Clinical signs of intoxication (piloerection, decreased response to stimuli) were observed in all males and four females. Transient decreases in body weight of females were recorded during study. No macroscopic changes were diagnosed during pathological examination of the animals.

Interpretation of results:
Category 5 based on GHS criteria
Remarks:
according to Regulation (EC) 1272/2008 (CLP regulation) no classification required
Conclusions:
The test material 'Naphtha (petroleum), steam-cracked, C8-10 aromatic hydrocarbon fraction, alkylated and oligomerised' (technical product TL 10) did not cause any mortality in an acute dermal toxicity test (OECD 402) at the limit concentration of 2000 mg/kg bw. The LC50 was determined to be > 2000 mg/kg bw.
Endpoint conclusion
Endpoint conclusion:
no adverse effect observed
Dose descriptor:
LD50
2 000 mg/kg bw

Additional information

The substance NAF-AO is produced under variable conditions resulting in different technical products of the substance. Several of these products have been tested for acute toxicity.

Acute oral toxicity

Two GLP compliant studies according to OECD TG 423 (acute toxic class method) have been conducted on the acute oral toxicity endpoint using two technical products of NAF-AO (Novares L 100 and L 800). No mortality was observed in either study. The discriminating dose was determined to be > 2000 mg/kg bw (LD0 = 2000 mg/kg bw).

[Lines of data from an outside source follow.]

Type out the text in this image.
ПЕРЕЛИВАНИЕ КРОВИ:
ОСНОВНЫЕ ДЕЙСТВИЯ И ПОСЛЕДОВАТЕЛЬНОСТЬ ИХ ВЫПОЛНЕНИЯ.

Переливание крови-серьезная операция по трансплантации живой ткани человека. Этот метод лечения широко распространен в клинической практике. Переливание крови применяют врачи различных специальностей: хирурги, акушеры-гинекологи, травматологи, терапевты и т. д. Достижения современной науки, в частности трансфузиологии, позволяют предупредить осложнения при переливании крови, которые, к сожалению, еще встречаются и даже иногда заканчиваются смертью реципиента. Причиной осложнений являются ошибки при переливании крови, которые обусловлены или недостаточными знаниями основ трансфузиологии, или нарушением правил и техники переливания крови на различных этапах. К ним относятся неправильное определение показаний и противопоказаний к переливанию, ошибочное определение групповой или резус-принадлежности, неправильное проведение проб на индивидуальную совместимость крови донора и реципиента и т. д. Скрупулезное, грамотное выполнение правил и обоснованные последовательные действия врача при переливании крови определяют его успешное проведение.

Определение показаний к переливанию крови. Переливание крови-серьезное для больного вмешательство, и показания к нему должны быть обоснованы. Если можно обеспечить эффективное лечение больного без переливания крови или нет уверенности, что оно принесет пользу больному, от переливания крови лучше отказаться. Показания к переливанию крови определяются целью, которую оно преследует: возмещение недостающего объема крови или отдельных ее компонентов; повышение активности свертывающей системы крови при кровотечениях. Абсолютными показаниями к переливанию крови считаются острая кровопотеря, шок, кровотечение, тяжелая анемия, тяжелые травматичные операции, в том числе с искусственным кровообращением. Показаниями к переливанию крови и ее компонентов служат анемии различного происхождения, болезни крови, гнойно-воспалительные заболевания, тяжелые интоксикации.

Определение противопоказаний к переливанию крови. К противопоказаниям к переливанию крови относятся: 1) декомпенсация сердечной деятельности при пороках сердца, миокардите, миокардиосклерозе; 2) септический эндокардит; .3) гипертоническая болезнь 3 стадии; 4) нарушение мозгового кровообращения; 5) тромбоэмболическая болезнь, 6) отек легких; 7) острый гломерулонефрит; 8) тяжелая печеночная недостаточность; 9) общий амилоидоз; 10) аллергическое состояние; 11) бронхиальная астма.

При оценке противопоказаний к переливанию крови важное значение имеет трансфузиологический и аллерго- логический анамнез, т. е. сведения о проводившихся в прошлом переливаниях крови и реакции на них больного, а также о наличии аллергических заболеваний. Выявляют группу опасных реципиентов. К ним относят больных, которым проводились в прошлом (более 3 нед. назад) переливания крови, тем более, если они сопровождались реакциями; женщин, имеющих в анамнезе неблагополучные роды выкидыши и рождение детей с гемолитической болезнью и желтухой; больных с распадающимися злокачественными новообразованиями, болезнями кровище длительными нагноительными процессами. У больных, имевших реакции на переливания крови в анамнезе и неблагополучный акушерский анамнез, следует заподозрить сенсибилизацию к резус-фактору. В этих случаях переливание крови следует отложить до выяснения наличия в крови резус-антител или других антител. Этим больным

In an early pre-guideline, pre-GLP study, the former technical product of NAF-AO (product 161001, Cumaron-Inden Harz B1 flüssig) was examined in an acute oral toxicity study similar to OECD TG 401 carried out as limit test. At a test concentration of 16 mL/kg bw, a mortality of 3 out of 10 animals (30 %) was observed. The test concentration corresponds to a dose of ca. 14,000 to 16,000 mg/kg bw. The LD50 was determined to be > 16 mL/kg bw. With this concentration, the limit value of OECD test guidelines (2000 mg/kg bw) is exceeded 7 to 8 fold.

The overwhelming weight of evidence suggests that the substance NAF-AO is not likely to be acutely toxic via the oral route.

Acute dermal toxicity

A GLP compliant study (OECD 402) has been conducted on the acute dermal toxicity endpoint using NAF-AO in form of its technical product Novares TL 10.

No deaths were recorded. As such it can be concluded that the hydrocarbon mixture has a low acute dermal toxic potential. The LD50 in the study was greater than 2000 mg/kg bw, and no significant treatment related toxicities were seen.

Acute inhalation toxicity

A GLP compliant study was conducted using NAF-AO (technical product Novares TL 10) as an aerosol via the inhalation route. More than 70% of the aerosol was respirable (MMAD < 4 µm). No animal deaths were observed during the study. The LC50 was greater than 5.14 mg/L. No significant toxicity was noted.

Overall, the acute toxicity of the substance NAF-AO in its different forms is very low. No mortality was observed in limit tests according to OECD TG for the oral, the dermal, and the inhalation route. Only at a very high oral dose in an old pre-GLP, pre-guideline test in the range of 15,000 mg/kg bw, 30% mortality was observed. Limit values are exceeded manifold in this test. This low percentage of dead animals confirms the low acute toxicity of the substance NAF-AO.

Justification for classification or non-classification

Since both, acute oral and dermal toxicity values are greater than 2000 mg/kg bw and the acute inhalation toxicity value is above 5 mg/L, classification according to Regulation (EC) No 1272/2008 (CLP regulation) is not required.